See Sicily, il pacchetto di iniziative studiato dall’assessore Messina nell’ambito della Finanziaria 2020, ha avuto poche adesioni. Eppure aveva una dotazione economica di 75 mln.

“La misura non è stata performante. L’idea di fondo – presentare pacchetti turistici organici – non era male. Ma da noi le filiere sono sempre molto frammentate ed è difficile mettere insieme alberghi, operatori, servizi, trasporti… Paradossalmente, era una misura troppo ambiziosa per la capacità d’assorbimento del nostro sistema. Adesso occorre una campagna aggressiva: bisogna fare qualsiasi cosa – ad esempio, dare soldi alle compagnie aeree per incentivare le rotte sull’Isola – perché non possiamo più permetterci che centinaia di migliaia di imprese finiscano travolte”.

Lei ha parlato prima di fondi comunitari. Se effettivamente la Regione ha in pancia 1,5 miliardi e non riesce a spenderli, sarà pure un problema di burocrazia. C’è una norma ad hoc, in Finanziaria, per trattenere in servizio una manciata di dirigenti che compiranno 67 anni e che si occupano di programmazione comunitaria. Basterà?

“Il nostro problema è che abbiamo un centro di spesa per ogni dipartimento regionale: 34 in tutto. Mentre la Regione Campania, che ha i nostri stessi fondi strutturali, ne ha soltanto tre. Piuttosto che trattenere i burocrati o avere una macchina frammentata in 34 segmenti – in cui uno non sa quello che fa l’altro – bisognerebbe concentrare la spesa dei fondi strutturali su tre dipartimenti: da un lato per avere maggiore omogeneità e coerenza sugli interventi, dall’altro per esercitare maggiore controllo sui processi amministrativi”.
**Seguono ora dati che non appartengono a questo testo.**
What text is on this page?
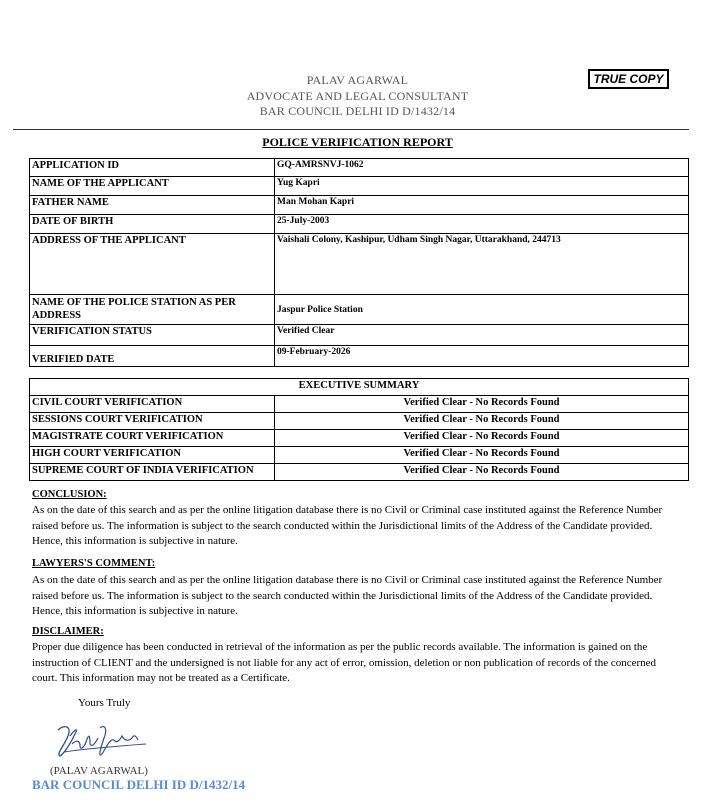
PALAV AGARWAL
ADVOCATE AND LEGAL CONSULTANT
BAR COUNCIL DELHI ID D/1432/14
TRUE COPY
POLICE VERIFICATION REPORT
APPLICATION ID	GQ-AMRSNVJ-1062
NAME OF THE APPLICANT	Yug Kapri
FATHER NAME	Man Mohan Kapri
DATE OF BIRTH	25-July-2003
ADDRESS OF THE APPLICANT	Vaishali Colony, Kashipur, Udham Singh Nagar, Uttarakhand, 244713
NAME OF THE POLICE STATION AS PER ADDRESS	Jaspur Police Station
VERIFICATION STATUS	Verified Clear
VERIFIED DATE	09-February-2026
EXECUTIVE SUMMARY	
CIVIL COURT VERIFICATION	Verified Clear - No Records Found
SESSIONS COURT VERIFICATION	Verified Clear - No Records Found
MAGISTRATE COURT VERIFICATION	Verified Clear - No Records Found
HIGH COURT VERIFICATION	Verified Clear - No Records Found
SUPREME COURT OF INDIA VERIFICATION	Verified Clear - No Records Found
CONCLUSION:
As on the date of this search and as per the online litigation database there is no Civil or Criminal case instituted against the Reference Number raised before us. The information is subject to the search conducted within the Jurisdictional limits of the Address of the Candidate provided. Hence, this information is subjective in nature.
LAWYERS'S COMMENT:
As on the date of this search and as per the online litigation database there is no Civil or Criminal case instituted against the Reference Number raised before us. The information is subject to the search conducted within the Jurisdictional limits of the Address of the Candidate provided. Hence, this information is subjective in nature.
DISCLAIMER:
Proper due diligence has been conducted in retrieval of the information as per the public records available. The information is gained on the instruction of CLIENT and the undersigned is not liable for any act of error, omission, deletion or non publication of records of the concerned court. This information may not be treated as a Certificate.
Yours Truly
(PALAV AGARWAL)
BAR COUNCIL DELHI ID D/1432/14
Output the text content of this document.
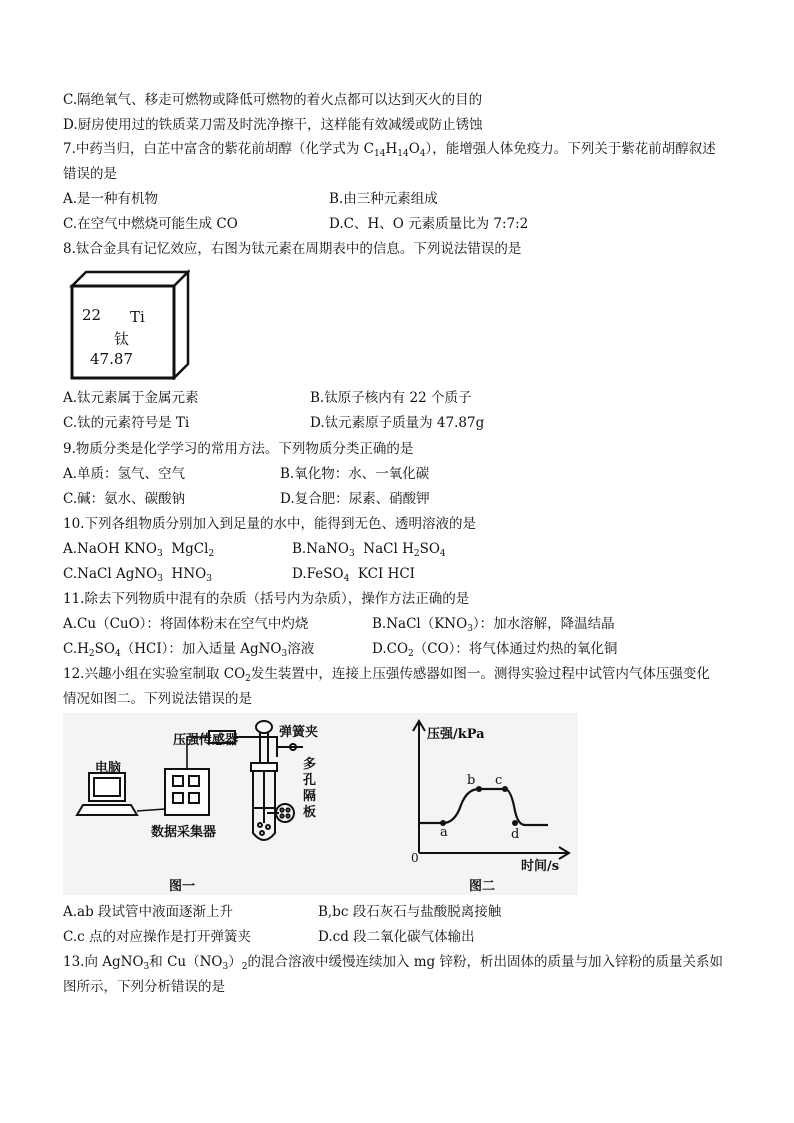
C.隔绝氧气、移走可燃物或降低可燃物的着火点都可以达到灭火的目的
D.厨房使用过的铁质菜刀需及时洗净擦干，这样能有效减缓或防止锈蚀
7.中药当归，白芷中富含的紫花前胡醇（化学式为 $C_{14}H_{14}O_4$），能增强人体免疫力。下列关于紫花前胡醇叙述
错误的是
A.是一种有机物	B.由三种元素组成
C.在空气中燃烧可能生成 CO	D.C、H、O 元素质量比为 7:7:2
8.钛合金具有记忆效应，右图为钛元素在周期表中的信息。下列说法错误的是
22 Ti
钛
47.87
A.钛元素属于金属元素	B.钛原子核内有 22 个质子
C.钛的元素符号是 Ti	D.钛元素原子质量为 47.87g
9.物质分类是化学学习的常用方法。下列物质分类正确的是
A.单质：氢气、空气	B.氧化物：水、一氧化碳
C.碱：氨水、碳酸钠	D.复合肥：尿素、硝酸钾
10.下列各组物质分别加入到足量的水中，能得到无色、透明溶液的是
A.NaOH $KNO_3$ MgCl$_2$	B.NaNO$_3$ NaCl $H_2SO_4$
C.NaCl AgNO$_3$ $HNO_3$	D.FeSO$_4$ KCI HCI
11.除去下列物质中混有的杂质（括号内为杂质），操作方法正确的是
A.Cu（CuO）：将固体粉末在空气中灼烧	$B.NaCl(KNO_3)$：加水溶解，降温结晶
$C.H_2SO_4(HCI)$：加入适量 AgNO$_3$溶液	$D.CO_2(CO)$：将气体通过灼热的氧化铜
12.兴趣小组在实验室制取 $CO_2$发生装置中，连接上压强传感器如图一。测得实验过程中试管内气体压强变化
情况如图二。下列说法错误的是
压强传感器
弹簧夹
电脑
数据采集器
多
孔
隔
板
图一
压强/kPa
时间/s
0
a
b c
d
图二
A.ab 段试管中液面逐渐上升	B,bc 段石灰石与盐酸脱离接触
C.c 点的对应操作是打开弹簧夹	D.cd 段二氧化碳气体输出
13.向 AgNO$_3$和 $Cu(NO_3)_2$的混合溶液中缓慢连续加入 mg 锌粉，析出固体的质量与加入锌粉的质量关系如
图所示，下列分析错误的是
E magari accompagnare questa riduzione dei centri di spesa, con la riqualificazione di una burocrazia troppo anziana. Un processo sui cui pesa l’accordo Stato-Regione e il divieto di assumere.

“Infatti credo che sul personale sia stato fatto un grave errore. Serviva un altro tipo di ragionamento: dare nuova linfa e prevedere concorsi per figure e professionalità di cui oggi siamo sprovvisti. I dipendenti di oggi devono essere nativi digitali. Piuttosto che bloccare in maniera semplicistica assunzioni e turnover, occorreva costruire misure più flessibili”.

Armao e Musumeci l’hanno sempre detto: non si tratta dell’accordo più favorevole, ma è quello che contiene le condizioni migliori che è stato possibile ottenere.

“C’è un altro tema su cui abbiamo sollecitato l’assessore Armao, che non è stato portato avanti negli ultimi negoziati: mi riferisco alle imposte di produzione relative alla raffinazione del petrolio, che dovrebbero rimanere in Sicilia – e non andare allo Stato – per ricompensarci, quanto meno, dell’impatto ambientale ricadente sul nostro territorio. Il tema è stato posto con successo in altre regioni. Non dobbiamo ragionare solo di tagli, ma anche incrementare le entrate”.